*Kevin Thompstone. Photograph: Joe Buckley
A clear plan for route recovery for services to Shannon Airport needs to be identified to safeguard the hundreds of jobs reliant on air traffic in the region.
Case studies showcasing data on the impact of Shannon Airport to a number of businesses in the Mid-West was detailed at a recent briefing organised by Shannon Chamber as part of their efforts to stress the need for multi-annual funding for Shannon Airport.
Current board member of Shannon Chamber, Kevin Thompstone outlined, “real business data shows the strong association between Shannon Airport connections to source markets and overseas bednights” for a number of hotels in the catchment area.
Dromoland Castle had 16,000 North America room sales in 2019, between 75 to 80 percent of these used Shannon Airport as an entry or exit point. 100 percent of the 1,600 UK room sales used Shannon to access Dromoland in 2019. Up to 300 people were employed at Dromoland Castle at this time with €21m detailed as the local economy and exchequer spend as a result of its trade.
“Unless we get access back, it will be practically impossible for Mark Nolan and his team to get back to this level. That means 300 jobs and a five star hotel is at threat,” the former CEO of Shannon Development warned.
Similarly, all of the 1,500 UK room sales at the Shannon Springs Hotel in 2019 availed of Shannon Airport to make their trip. For their 9,500 US room sales, 95 percent utilised Shannon Airport. There is a workforce of 60 at the Shannon Springs Hotel with an estimated local economy and exchequer spend of €5.5m.
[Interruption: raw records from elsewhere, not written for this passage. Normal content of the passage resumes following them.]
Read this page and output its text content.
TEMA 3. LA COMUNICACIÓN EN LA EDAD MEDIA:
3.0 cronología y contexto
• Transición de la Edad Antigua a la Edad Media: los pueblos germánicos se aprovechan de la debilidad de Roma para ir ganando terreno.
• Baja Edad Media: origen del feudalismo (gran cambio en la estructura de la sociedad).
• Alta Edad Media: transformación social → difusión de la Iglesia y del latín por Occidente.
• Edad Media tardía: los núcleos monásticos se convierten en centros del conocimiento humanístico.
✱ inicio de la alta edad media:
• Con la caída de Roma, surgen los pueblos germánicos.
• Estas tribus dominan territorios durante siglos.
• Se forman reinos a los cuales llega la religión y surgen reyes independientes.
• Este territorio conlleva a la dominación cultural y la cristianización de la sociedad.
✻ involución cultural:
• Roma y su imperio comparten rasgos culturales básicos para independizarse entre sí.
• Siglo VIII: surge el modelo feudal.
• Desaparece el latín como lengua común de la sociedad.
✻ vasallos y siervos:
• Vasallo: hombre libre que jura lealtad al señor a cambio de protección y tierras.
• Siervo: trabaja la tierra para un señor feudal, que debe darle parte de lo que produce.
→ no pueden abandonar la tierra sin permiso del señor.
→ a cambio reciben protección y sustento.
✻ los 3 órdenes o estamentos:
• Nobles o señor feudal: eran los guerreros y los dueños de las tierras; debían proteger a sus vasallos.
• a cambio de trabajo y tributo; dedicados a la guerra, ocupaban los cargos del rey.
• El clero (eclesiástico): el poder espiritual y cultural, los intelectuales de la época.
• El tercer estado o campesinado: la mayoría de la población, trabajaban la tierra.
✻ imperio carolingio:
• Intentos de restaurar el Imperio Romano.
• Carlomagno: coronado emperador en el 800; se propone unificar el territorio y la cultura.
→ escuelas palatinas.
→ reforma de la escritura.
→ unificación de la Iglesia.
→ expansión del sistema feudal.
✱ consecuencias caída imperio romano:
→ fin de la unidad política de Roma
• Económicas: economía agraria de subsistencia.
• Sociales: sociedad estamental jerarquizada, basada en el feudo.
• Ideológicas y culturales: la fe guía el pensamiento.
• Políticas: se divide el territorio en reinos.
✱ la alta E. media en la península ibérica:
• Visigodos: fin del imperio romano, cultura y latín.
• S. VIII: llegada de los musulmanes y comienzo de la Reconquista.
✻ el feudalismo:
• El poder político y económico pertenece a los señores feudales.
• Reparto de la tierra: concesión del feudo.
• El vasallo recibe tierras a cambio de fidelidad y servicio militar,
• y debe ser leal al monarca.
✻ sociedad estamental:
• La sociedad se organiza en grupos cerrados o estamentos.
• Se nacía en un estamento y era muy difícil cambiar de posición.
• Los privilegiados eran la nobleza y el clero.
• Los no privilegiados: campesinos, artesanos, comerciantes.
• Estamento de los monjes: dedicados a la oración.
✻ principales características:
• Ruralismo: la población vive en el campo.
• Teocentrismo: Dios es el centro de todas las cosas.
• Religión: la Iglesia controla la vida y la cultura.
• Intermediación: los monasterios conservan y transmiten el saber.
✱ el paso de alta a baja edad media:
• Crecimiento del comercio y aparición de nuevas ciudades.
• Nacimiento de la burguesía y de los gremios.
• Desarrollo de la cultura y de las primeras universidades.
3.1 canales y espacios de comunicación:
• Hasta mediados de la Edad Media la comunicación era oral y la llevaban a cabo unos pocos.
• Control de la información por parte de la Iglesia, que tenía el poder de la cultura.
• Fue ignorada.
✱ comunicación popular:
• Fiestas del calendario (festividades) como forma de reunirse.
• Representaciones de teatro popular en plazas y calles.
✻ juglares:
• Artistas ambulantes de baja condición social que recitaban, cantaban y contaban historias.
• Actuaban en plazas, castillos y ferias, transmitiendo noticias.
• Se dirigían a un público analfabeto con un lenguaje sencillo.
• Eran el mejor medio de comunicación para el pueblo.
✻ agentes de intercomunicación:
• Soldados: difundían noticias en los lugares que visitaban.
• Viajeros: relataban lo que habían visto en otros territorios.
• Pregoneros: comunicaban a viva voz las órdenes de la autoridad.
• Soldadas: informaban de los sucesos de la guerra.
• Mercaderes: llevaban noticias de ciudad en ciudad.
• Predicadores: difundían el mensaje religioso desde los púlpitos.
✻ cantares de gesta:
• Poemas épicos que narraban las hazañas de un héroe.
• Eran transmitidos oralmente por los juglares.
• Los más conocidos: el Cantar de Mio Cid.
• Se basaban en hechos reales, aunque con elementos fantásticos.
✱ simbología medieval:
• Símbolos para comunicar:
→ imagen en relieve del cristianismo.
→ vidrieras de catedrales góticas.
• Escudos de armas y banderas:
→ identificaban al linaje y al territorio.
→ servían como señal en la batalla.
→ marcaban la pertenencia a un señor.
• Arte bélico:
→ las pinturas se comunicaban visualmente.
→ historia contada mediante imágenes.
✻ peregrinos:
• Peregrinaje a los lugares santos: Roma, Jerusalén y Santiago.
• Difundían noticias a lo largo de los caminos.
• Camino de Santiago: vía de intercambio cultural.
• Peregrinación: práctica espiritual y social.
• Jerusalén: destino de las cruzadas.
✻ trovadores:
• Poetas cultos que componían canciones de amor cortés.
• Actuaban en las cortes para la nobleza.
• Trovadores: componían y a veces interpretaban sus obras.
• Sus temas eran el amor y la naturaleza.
All of the 15,000 North American bed sales at the Grand National South Court Hotel used Shannon as an exit or entry point while over 95 percent of the 3,000 UK room sales in 2019 did likewise.
Detailing a case study on Pat Keogh Chauffeur Service, Thompstone said it was a clear example to showcase the “devastating impact of air traffic collapse on a previously viable and successful ground transportation business”. He stated, “the business has almost collapsed and route recovery is key to getting the business back to where it was previously”.
A 56 percent reduction in transport of airline crew was recorded by the Shannon based chauffeur service last year. Up to 65 percent of the guests that availed of the business owned by the Newmarket-on-Fergus are typically from North America. Last year, it recorded a 90 percent reduction in its revenue.